Michael became agonized with the hopelessness of answering the questions which stormed his brain. Over and over again he said to himself the words, "Why do the heathen so furiously rage together and the people imagine vain things in their hearts?" And over and over again the answer came, "I tell you, my son, it is because they have not the love of God in their hearts."
He repeated the words almost mechanically until they indefinitely became a sort of refrain which kept time to the thud, thud of the engine, and the rushing noise of the train.
At last, tired out both mentally and physically, he fell asleep. In his dreams Margaret was very near to him. It was the old Margaret, radiant with the new wonder of love, fragrant with the night-air of the Sahara which surrounded them.

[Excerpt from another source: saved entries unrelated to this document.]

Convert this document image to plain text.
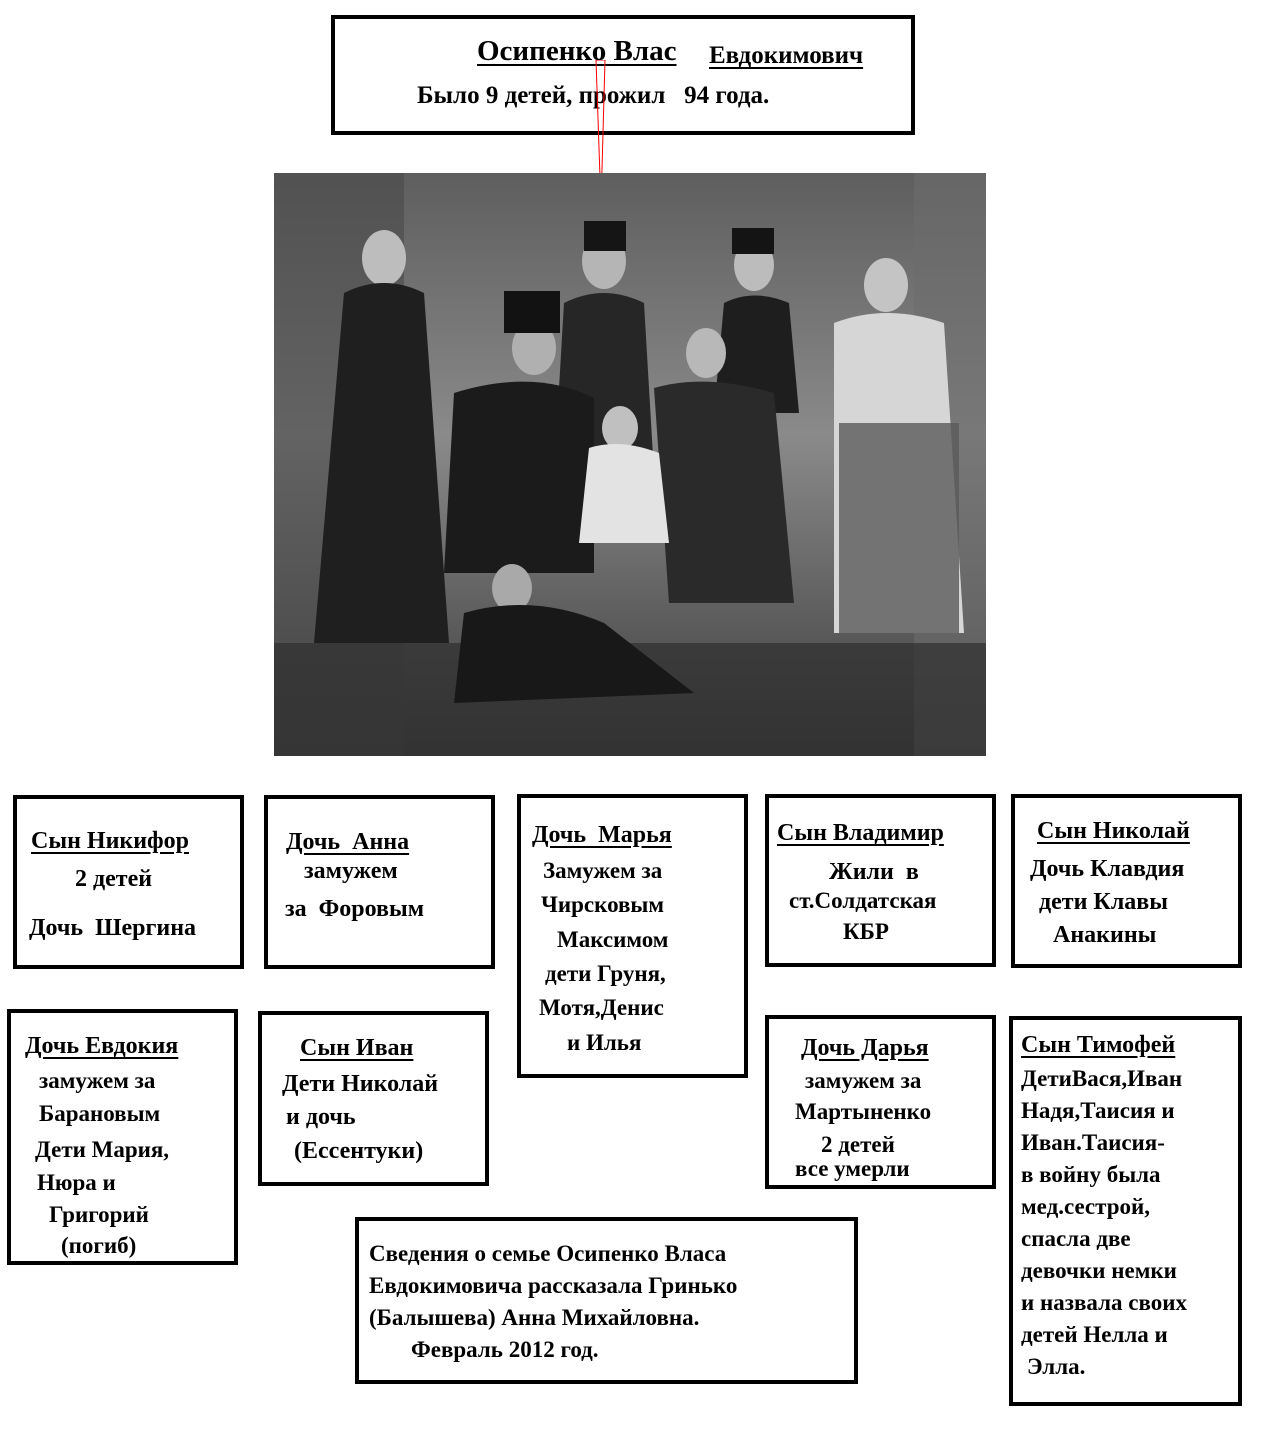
Осипенко Влас Евдокимович
Было 9 детей, прожил   94 года.
Сын Никифор
2 детей
Дочь  Шергина
Дочь  Анна
замужем
за  Форовым
Дочь  Марья
Замужем за
Чирсковым
Максимом
дети Груня,
Мотя,Денис
и Илья
Сын Владимир
Жили  в
ст.Солдатская
КБР
Сын Николай
Дочь Клавдия
дети Клавы
Анакины
Дочь Евдокия
замужем за
Барановым
Дети Мария,
Нюра и
Григорий
(погиб)
Сын Иван
Дети Николай
и дочь
(Ессентуки)
Дочь Дарья
замужем за
Мартыненко
2 детей
все умерли
Сын Тимофей
ДетиВася,Иван
Надя,Таисия и
Иван.Таисия-
в войну была
мед.сестрой,
спасла две
девочки немки
и назвала своих
детей Нелла и
Элла.
Сведения о семье Осипенко Власа
Евдокимовича рассказала Гринько
(Балышева) Анна Михайловна.
Февраль 2012 год.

The war and its demands were wiped out; the world was back again to the fair free days which knew neither hate nor fear.
CHAPTER II
Nearly four months had passed and Margaret was still a pantry-maid in the same private hospital. The V.A.D. who was to have gone to France had suffered as great a disappointment as Margaret, for at the very last moment word had been sent to her—it had been unavoidably delayed—that her services in France would not yet be required. Margaret, with her bigness of nature, had insisted upon the girl retaining the post in the wards and letting things go on as they were. Her "bit" was very, very dull, but it was her "bit," and nothing she did, she knew, could in any way compare in dullness to the lives of the boys in the trenches. So she worked and endured, and found the necessary change of scene in the mixed company of her garden-square society.
The days fled past. It was a dull life for a young girl, but since the war began all girls worthy of their country had said good-bye to the pleasures of youth. Youth had no time to be young; old age had forgotten that it was old. The renaissance of patriotism had transformed England. The war recognized neither old age nor youth; it opened its hungry jaws and took everyone in.